Même si son nom vous est peut-être inconnu, vous avez très certainement vu au moins une fois l’une de ses œuvres. Chuck O’Rear, photographe américain, est l’auteur de la photo la plus vue au monde. Un cliché devenu mythique, presque culte : celui de la colline verdoyante sous un ciel bleu parsemé de nuages, utilisé par défaut comme fond d’écran sur Windows XP. Une image baptisée « Bliss », qui a habillé des centaines de millions d’ordinateurs… et qui laisse encore un goût amer à son créateur.
Un cliché pris sur le vif, devenu iconique
Nous sommes en janvier 1996. Chuck O’Rear, alors photographe professionnel, prend la route en Californie pour rejoindre sa future épouse. Passionné par la beauté des paysages qu’il traverse, il s’arrête souvent en chemin pour immortaliser la nature environnante. C’est lors de ce trajet qu’il capture ce fameux cliché, sans se douter un instant de ce qu’il deviendra.
Pas de filtre, pas de retouche. Il précise d’ailleurs que la photo est entièrement authentique, prise avec une pellicule Fujifilm connue pour ses couleurs vibrantes, et un appareil Mamiya RZ67, réputé pour sa qualité d’image. « Ce que vous voyez est ce que vous obtenez », affirme-t-il fièrement.
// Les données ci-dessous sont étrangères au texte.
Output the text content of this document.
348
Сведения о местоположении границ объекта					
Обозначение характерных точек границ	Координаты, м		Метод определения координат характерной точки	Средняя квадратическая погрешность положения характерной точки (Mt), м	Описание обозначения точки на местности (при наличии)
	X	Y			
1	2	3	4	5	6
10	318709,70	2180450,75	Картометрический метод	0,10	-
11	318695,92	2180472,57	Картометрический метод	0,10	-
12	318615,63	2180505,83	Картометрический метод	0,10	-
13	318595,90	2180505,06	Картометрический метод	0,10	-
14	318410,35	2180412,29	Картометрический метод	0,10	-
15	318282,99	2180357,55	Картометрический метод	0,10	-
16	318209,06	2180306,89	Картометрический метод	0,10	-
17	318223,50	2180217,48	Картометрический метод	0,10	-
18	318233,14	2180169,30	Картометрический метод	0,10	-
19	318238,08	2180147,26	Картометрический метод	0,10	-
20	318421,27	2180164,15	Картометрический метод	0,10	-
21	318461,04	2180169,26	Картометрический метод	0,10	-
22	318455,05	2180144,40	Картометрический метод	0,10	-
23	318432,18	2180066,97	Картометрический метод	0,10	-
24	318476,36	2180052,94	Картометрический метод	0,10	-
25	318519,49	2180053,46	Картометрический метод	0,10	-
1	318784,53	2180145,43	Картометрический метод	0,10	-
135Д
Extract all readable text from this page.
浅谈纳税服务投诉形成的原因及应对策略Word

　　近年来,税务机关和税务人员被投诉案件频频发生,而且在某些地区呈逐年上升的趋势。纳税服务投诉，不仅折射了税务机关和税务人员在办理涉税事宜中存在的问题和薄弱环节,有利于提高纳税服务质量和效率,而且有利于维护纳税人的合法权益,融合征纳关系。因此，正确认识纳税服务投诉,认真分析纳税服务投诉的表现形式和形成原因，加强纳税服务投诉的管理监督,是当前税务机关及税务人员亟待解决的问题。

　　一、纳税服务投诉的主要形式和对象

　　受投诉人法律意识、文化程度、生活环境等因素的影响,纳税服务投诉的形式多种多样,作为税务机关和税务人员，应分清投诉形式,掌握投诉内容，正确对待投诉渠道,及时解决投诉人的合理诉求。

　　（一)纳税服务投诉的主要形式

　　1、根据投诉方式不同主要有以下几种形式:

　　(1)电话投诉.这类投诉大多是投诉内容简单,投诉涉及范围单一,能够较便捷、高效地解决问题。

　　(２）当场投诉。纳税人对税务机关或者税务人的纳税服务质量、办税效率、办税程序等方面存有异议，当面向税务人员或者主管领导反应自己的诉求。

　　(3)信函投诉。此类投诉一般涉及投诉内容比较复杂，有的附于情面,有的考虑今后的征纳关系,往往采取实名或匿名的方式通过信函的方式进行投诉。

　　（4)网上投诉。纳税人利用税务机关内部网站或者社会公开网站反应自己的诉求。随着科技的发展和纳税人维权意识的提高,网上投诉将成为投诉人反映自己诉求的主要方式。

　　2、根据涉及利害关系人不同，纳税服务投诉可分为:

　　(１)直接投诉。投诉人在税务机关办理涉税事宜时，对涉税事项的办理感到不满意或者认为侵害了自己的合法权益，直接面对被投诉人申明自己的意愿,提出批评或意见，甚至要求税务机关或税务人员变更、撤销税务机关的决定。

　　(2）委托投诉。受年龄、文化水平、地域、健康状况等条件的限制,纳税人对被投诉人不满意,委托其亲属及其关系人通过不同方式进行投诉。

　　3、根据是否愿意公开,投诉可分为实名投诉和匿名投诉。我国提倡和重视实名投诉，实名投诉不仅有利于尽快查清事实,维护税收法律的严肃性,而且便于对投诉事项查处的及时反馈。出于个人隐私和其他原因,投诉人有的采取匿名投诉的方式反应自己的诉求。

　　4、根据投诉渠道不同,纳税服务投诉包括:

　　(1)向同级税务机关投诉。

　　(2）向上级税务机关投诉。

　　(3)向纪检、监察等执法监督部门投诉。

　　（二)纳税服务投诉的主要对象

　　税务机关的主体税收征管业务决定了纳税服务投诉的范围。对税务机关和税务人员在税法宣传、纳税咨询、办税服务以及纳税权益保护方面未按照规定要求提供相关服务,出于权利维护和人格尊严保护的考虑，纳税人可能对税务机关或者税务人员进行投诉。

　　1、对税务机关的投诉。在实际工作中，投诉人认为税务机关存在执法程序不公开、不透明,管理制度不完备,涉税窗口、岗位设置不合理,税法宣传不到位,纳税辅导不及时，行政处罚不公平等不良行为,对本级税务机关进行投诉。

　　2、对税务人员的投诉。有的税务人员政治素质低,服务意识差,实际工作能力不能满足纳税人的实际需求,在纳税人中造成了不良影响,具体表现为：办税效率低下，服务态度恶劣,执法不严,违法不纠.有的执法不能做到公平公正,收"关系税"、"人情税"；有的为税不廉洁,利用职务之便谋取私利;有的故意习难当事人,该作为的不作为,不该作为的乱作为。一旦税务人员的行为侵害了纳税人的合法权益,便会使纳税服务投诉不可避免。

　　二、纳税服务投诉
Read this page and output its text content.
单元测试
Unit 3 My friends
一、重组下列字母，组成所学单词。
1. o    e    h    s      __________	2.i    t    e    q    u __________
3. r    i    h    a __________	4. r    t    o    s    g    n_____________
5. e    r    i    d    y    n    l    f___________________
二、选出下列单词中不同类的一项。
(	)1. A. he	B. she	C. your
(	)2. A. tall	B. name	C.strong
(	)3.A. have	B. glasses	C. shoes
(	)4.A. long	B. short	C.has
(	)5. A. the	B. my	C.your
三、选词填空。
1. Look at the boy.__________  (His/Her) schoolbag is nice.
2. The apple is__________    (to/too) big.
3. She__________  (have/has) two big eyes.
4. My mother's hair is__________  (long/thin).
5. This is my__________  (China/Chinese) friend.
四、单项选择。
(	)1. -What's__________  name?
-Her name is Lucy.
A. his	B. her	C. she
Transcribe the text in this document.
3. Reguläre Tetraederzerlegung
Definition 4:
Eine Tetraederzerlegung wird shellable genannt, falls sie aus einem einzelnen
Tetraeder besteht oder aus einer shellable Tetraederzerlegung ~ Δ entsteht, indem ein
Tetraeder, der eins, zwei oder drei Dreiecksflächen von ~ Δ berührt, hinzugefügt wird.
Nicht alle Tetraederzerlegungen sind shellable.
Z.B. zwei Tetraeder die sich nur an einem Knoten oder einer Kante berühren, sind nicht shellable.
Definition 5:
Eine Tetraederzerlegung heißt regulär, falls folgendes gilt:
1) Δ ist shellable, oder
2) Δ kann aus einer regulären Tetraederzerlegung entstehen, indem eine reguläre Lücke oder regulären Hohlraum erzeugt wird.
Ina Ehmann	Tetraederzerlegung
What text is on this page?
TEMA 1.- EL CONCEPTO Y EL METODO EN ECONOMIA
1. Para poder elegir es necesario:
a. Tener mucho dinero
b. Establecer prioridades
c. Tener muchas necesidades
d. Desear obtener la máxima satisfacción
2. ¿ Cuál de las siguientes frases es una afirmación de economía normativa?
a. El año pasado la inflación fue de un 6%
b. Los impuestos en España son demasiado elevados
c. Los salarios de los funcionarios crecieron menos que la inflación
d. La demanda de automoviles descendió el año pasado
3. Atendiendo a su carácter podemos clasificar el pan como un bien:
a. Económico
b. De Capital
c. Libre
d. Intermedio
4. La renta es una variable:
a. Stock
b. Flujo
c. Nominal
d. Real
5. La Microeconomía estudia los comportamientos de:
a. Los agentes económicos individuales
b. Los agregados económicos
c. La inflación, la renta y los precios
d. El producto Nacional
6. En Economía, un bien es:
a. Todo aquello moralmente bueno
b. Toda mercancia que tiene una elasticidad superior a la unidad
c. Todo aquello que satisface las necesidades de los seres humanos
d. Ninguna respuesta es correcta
Une transaction… qu’il regrette amèrement
La photo de Chuck O’Rear a été achetée par l’agence Westlight, puis intégrée dans la collection de Corbis, une entreprise de Bill Gates. Plus tard, Microsoft sélectionne « Bliss » pour illustrer son nouveau système d’exploitation, Windows XP, lancé en 2001. Le reste appartient à l’histoire.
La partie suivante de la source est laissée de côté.